Igor Vamos (born April 15, 1968) is a member of The Yes Men (using the alias Michael "Mike" Bonanno), and an associate professor of media arts at Rensselaer Polytechnic Institute. In 2000, he received the Creative Capital award in the discipline of Emerging Fields. He is also a co-founder of RTmark and the recipient of a 2003 Guggenheim Fellowship, granted for a project that used Global Positioning System (GPS) and other wireless technology to create a new medium with which to "view" his documentary Grounded, about an abandoned military base in Wendover, Utah.

In 1990, Vamos earned an undergraduate degree in Studio Art from Reed College in Portland, Oregon. He later earned an MFA in Visual Arts from the University of California, San Diego. While at Reed, Vamos organized a student group called Guerrilla Theater of the Absurd.

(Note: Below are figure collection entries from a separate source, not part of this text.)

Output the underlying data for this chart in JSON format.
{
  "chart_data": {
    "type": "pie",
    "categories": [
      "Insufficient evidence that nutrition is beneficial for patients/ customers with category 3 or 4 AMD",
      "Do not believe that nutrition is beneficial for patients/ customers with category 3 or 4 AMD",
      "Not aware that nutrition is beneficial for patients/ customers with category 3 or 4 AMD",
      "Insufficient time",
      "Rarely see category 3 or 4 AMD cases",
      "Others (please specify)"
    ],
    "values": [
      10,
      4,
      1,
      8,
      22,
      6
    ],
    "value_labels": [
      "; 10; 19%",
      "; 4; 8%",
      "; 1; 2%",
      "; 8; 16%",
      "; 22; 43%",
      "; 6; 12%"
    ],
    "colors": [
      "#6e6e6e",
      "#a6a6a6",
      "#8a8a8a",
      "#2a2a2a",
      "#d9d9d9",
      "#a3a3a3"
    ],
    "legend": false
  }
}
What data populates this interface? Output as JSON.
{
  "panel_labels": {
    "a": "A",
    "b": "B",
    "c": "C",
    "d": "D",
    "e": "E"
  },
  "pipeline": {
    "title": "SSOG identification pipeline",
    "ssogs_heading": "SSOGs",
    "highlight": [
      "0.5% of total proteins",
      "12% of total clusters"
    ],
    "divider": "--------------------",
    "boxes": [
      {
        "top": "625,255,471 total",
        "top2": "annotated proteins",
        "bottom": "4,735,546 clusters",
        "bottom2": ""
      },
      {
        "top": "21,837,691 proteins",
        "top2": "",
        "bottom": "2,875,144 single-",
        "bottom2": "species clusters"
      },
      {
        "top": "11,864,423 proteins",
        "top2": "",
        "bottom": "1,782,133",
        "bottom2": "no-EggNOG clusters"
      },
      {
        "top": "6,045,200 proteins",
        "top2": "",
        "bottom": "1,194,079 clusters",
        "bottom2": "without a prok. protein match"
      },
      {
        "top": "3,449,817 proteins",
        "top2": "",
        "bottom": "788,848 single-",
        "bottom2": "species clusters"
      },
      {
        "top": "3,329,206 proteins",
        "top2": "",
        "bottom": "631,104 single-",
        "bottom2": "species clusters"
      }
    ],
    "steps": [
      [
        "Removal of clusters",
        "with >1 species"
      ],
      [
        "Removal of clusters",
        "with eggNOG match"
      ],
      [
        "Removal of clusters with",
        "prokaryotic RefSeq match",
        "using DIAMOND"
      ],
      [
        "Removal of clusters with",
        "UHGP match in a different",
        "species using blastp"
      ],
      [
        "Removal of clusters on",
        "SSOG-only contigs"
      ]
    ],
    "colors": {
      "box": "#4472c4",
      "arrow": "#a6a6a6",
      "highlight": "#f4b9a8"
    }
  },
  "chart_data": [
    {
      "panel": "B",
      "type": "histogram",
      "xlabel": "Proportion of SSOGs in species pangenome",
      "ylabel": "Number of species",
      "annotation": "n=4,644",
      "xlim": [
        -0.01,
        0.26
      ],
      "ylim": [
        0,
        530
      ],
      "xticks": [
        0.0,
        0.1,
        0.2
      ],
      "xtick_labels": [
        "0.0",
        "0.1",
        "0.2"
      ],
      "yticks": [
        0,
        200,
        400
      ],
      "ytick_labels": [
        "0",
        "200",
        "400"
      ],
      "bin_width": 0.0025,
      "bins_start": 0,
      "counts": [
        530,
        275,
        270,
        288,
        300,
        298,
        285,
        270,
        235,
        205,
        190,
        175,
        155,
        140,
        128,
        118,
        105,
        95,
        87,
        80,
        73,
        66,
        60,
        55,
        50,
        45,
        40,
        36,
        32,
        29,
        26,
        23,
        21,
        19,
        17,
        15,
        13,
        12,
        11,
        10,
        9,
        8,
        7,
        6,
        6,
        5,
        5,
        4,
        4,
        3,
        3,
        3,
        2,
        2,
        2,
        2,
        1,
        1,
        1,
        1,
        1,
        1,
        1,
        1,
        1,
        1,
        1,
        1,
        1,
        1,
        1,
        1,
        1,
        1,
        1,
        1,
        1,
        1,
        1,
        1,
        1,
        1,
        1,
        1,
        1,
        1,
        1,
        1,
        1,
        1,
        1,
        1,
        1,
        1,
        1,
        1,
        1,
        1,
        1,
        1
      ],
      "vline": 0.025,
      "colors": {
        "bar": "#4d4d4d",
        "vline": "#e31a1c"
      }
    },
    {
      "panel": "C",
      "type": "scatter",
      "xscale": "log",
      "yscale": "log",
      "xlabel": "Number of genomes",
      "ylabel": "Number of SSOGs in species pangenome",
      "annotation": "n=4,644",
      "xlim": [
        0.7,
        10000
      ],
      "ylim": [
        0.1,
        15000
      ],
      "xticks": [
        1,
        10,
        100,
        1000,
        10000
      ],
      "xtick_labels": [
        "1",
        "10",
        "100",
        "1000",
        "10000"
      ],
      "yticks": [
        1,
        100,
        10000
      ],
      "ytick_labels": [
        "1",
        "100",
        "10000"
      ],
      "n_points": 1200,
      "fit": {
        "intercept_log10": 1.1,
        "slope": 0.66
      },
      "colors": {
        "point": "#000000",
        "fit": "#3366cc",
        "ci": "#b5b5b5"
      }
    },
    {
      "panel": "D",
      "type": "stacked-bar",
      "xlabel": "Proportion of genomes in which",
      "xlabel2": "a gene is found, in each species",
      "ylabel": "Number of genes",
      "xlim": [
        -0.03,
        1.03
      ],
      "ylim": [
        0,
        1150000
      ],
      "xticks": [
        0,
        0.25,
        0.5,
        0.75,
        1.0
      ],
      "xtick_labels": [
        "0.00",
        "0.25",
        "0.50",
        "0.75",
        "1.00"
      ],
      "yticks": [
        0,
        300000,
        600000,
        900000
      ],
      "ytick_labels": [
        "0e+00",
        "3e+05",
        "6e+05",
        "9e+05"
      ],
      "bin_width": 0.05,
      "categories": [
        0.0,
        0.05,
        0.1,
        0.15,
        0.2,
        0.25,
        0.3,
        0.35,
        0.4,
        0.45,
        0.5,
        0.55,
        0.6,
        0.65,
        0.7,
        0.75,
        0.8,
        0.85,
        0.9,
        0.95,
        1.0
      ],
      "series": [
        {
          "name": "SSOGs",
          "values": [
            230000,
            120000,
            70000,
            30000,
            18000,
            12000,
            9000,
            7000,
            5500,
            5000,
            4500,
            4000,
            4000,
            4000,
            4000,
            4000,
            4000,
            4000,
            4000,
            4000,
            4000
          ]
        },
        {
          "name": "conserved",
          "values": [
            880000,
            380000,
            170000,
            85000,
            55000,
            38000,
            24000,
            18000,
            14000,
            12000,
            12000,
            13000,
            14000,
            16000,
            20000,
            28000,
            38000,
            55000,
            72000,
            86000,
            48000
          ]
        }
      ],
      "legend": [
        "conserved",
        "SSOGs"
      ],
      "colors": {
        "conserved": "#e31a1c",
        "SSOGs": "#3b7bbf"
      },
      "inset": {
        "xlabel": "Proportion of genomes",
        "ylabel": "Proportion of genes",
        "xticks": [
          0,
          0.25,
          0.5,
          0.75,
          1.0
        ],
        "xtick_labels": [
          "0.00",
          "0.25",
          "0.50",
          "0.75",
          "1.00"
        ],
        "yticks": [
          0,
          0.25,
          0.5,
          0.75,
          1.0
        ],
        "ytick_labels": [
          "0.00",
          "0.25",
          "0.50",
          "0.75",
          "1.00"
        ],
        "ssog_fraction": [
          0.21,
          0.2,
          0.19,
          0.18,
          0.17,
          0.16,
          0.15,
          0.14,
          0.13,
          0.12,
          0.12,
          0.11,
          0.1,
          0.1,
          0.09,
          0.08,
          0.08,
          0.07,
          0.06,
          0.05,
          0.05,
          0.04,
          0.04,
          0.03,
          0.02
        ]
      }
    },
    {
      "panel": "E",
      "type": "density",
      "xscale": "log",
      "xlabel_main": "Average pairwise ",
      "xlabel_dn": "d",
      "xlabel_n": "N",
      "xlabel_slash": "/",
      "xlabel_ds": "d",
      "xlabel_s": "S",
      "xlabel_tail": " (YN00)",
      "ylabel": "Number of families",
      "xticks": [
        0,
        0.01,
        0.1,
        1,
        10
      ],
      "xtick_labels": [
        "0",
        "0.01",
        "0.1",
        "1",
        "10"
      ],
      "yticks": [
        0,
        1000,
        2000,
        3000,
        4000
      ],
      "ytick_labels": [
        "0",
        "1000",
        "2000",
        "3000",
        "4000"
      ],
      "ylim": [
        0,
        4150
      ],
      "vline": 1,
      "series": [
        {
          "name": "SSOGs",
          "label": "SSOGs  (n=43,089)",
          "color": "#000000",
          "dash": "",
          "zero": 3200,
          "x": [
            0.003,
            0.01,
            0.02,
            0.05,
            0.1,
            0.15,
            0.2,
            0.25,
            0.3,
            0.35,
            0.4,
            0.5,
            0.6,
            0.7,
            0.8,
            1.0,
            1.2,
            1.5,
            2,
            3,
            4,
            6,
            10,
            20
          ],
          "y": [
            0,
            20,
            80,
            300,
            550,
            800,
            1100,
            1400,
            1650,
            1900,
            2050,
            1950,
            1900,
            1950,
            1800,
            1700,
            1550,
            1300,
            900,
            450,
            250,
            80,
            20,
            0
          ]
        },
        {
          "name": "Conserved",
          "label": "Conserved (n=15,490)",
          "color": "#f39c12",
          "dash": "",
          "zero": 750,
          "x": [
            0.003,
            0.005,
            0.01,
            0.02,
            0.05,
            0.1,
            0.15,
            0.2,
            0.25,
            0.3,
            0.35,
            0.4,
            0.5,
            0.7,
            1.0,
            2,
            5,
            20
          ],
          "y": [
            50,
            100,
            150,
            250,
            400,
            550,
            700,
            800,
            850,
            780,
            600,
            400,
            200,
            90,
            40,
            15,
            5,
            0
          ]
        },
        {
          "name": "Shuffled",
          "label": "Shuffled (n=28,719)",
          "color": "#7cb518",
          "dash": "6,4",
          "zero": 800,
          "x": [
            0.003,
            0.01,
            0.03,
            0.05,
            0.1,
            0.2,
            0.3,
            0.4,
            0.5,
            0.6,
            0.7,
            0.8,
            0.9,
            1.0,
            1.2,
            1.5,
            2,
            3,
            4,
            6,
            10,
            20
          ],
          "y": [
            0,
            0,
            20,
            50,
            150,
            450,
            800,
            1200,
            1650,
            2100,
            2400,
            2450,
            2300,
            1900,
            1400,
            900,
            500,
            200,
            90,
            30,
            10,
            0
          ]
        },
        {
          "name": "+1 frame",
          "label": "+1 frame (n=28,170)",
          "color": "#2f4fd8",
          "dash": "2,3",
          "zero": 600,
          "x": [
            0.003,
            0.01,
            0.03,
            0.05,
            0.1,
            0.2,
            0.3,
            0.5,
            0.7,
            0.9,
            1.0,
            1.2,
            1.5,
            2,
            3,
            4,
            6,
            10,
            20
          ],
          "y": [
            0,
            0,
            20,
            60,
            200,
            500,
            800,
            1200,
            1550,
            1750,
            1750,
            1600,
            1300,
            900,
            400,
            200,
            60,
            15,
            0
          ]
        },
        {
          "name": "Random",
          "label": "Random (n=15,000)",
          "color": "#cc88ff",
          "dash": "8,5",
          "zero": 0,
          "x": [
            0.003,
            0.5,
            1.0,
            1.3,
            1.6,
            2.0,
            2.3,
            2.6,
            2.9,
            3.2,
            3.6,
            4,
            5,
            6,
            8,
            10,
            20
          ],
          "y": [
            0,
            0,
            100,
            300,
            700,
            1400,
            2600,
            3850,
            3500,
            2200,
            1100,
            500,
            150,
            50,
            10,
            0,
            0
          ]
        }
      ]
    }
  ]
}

They performed and documented "culture jamming" acts of protest, including Reverse Peristalsis Painters, where 24 people in suits stood outside the downtown venue of Dan Quayle's fundraiser for Oregon senator Bob Packwood and drank ipecac, forcing themselves to vomit the red, white and blue remains of the mashed potatoes and food coloring they had consumed earlier; and a middle of the night contribution to the debate over renaming Portland's Martin Luther King Jr. Boulevard, wherein the city awoke to find that all of the street signs and freeway exits for another major boulevard had been changed to read "Malcolm X Street."

Vamos made Le petomane: Fin de siècle fartiste (1998) about the French flatulist and entertainer Joseph Pujol, a parody in the style of a PBS documentary. Another early project was the "Barbie Liberation Organization", where Vamos and his cohorts purchased three hundred Barbie and G.I. Joe dolls, exchanged their electronic voice boxes, and then returned them to the stores; the soldiers ended up saying, "Let's go shopping!", and the Barbies exclaimed, "Vengeance is mine!". It was a small-scale project, and few people found themselves in possession of the switched dolls. The stunt nevertheless attracted national media attention.

Vamos presented the Reed College Commencement Speech on May 19, 2014, where he announced that the college had decided to divest from fossil fuels, a decision the college had in fact not made.